In a separate vote, the House failed to muster the two-thirds majority needed to override Mr. Biden’s veto of a bipartisan measure that would have slapped Chinese solar panel makers with tariffs frozen by the government. administration.

The vote was 214 to 205, with eight Democrats and eight Republicans crossing party lines.

The Commerce Department found last year that Chinese companies were smuggling signs into Southeast Asian countries to circumvent US trade laws. Yet Mr Biden waived tariffs on foreign players until the summer of 2024 in a decision that sided with clean energy advocates over fears that domestic solar projects could lose ground. access to a cheap foreign source of panels.

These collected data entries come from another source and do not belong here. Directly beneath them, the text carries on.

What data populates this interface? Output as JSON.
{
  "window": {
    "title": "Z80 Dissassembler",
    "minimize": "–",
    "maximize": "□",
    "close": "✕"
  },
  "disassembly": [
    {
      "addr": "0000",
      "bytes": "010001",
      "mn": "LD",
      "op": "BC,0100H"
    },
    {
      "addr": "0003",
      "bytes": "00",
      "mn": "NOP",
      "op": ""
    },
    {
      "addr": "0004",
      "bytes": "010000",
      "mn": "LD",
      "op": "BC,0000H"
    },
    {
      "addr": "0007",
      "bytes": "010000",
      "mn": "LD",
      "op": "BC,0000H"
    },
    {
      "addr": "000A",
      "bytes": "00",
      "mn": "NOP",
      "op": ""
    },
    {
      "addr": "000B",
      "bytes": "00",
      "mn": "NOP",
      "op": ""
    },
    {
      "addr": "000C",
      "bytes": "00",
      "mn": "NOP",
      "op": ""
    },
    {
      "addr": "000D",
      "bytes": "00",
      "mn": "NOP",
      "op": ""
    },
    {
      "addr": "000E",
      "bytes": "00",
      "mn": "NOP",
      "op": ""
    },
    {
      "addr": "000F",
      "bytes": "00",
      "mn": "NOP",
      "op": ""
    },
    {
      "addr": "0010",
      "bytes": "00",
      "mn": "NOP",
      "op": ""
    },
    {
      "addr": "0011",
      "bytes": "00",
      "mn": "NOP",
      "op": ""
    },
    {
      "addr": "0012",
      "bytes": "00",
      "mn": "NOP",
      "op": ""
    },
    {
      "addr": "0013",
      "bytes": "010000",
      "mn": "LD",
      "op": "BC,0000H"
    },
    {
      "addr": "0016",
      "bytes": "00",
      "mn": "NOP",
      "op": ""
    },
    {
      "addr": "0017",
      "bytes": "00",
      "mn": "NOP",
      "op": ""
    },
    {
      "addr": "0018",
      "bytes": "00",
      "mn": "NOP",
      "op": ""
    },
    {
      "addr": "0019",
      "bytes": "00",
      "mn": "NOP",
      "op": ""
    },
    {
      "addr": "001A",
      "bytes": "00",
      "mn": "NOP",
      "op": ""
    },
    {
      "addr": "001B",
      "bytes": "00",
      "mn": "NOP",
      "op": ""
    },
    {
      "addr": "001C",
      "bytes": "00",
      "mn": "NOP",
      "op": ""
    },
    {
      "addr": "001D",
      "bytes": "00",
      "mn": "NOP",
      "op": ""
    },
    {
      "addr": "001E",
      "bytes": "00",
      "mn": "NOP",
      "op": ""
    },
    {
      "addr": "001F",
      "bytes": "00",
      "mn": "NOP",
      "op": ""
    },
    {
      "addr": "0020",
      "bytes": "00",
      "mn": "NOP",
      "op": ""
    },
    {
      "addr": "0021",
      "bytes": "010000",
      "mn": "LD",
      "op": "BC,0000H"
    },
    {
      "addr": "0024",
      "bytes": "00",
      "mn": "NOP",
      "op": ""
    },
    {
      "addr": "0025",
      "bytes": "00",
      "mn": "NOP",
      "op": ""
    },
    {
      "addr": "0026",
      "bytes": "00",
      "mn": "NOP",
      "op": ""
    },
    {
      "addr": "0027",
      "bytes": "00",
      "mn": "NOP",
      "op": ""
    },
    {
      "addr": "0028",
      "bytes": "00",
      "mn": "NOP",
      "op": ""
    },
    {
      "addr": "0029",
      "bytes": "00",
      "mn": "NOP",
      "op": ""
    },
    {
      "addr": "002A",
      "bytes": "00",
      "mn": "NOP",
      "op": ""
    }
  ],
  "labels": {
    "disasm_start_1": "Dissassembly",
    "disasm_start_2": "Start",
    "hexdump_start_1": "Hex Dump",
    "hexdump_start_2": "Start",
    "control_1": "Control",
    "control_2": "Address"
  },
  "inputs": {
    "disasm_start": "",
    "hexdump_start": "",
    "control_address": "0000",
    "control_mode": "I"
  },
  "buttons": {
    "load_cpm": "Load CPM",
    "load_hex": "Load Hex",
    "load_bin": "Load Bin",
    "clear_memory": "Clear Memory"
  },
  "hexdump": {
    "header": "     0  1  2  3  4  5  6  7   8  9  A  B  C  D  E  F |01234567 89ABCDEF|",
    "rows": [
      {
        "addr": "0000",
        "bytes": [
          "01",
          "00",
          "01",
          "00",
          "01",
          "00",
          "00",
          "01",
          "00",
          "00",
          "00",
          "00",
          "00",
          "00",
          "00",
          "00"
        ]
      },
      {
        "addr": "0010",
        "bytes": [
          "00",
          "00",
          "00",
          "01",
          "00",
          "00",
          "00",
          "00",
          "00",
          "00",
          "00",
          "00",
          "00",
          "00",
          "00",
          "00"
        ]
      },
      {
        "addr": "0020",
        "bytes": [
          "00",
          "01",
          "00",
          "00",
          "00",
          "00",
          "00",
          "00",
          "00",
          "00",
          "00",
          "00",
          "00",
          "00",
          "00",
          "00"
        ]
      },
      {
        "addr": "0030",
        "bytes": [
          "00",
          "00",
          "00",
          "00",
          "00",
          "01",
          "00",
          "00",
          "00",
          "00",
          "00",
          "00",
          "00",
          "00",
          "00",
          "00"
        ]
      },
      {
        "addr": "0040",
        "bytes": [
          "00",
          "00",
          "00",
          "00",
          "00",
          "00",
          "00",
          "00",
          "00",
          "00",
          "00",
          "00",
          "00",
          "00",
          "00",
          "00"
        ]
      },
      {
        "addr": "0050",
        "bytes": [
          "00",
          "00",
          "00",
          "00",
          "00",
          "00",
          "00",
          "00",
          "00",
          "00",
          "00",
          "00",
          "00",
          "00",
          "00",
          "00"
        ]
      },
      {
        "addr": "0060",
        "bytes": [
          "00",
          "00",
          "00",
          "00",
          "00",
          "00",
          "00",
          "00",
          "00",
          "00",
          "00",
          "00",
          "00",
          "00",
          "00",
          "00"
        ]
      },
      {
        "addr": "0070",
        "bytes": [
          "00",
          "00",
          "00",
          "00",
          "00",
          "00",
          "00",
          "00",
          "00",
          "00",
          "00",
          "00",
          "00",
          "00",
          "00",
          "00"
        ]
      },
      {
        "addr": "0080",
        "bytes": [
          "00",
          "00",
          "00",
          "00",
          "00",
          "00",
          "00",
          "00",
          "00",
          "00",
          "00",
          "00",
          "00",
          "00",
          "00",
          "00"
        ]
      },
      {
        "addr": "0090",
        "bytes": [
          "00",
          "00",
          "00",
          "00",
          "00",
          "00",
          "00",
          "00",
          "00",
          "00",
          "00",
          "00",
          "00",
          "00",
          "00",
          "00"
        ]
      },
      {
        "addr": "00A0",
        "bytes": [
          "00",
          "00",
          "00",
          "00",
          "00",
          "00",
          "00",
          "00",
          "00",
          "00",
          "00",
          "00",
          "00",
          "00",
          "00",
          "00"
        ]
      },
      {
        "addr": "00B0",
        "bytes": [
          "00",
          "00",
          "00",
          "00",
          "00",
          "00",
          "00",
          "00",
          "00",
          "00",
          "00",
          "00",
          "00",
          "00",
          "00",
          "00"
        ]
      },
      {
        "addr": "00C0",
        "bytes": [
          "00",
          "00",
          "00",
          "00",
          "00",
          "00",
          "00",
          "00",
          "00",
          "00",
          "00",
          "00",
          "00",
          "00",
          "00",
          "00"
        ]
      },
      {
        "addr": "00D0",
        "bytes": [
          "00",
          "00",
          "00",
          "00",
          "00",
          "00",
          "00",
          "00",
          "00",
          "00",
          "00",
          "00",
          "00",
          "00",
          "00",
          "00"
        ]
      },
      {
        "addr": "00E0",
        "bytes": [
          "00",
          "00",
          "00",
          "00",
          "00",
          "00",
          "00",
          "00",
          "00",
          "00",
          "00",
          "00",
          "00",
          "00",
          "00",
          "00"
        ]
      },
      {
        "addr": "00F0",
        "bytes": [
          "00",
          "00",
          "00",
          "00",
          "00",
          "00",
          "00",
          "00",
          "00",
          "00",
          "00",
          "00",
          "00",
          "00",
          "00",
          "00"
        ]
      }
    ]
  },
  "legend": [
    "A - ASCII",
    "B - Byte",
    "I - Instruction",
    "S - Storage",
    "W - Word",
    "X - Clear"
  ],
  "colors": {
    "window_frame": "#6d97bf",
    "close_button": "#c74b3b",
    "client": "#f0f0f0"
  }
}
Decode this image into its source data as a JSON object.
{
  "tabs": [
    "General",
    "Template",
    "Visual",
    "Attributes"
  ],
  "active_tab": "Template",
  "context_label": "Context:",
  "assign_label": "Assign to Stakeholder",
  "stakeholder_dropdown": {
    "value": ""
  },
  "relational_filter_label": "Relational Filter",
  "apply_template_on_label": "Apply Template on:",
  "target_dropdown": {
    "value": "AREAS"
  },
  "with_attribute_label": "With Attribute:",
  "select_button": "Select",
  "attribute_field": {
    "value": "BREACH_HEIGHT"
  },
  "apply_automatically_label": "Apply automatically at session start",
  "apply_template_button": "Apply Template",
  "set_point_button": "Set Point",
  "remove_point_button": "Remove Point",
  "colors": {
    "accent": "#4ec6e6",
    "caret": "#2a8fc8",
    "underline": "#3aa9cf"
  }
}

The goal, according to administration officials, is to allow domestic solar panel producers to catch up and benefit from clean energy tax credits passed by Congress last year.

Rep. Dan Kildee of Michigan, the lead Democratic author of the legislation, said a tariff break is akin to “rewarding the worst behavior.”

“When companies explicitly try to evade our trade laws, to circumvent them, there is no other choice. We have to hold them accountable. And that is why Congress, with strong bipartisan votes in both the House and the Senate, acted on our legislation,” Mr. Kildee said on the floor. “The Biden administration’s Commerce Department investigation found that companies are evading U.S. tariffs on solar imports by circumventing these provisions. However, the administration suspended the execution of this case. This is not acceptable for the specific workers I represent.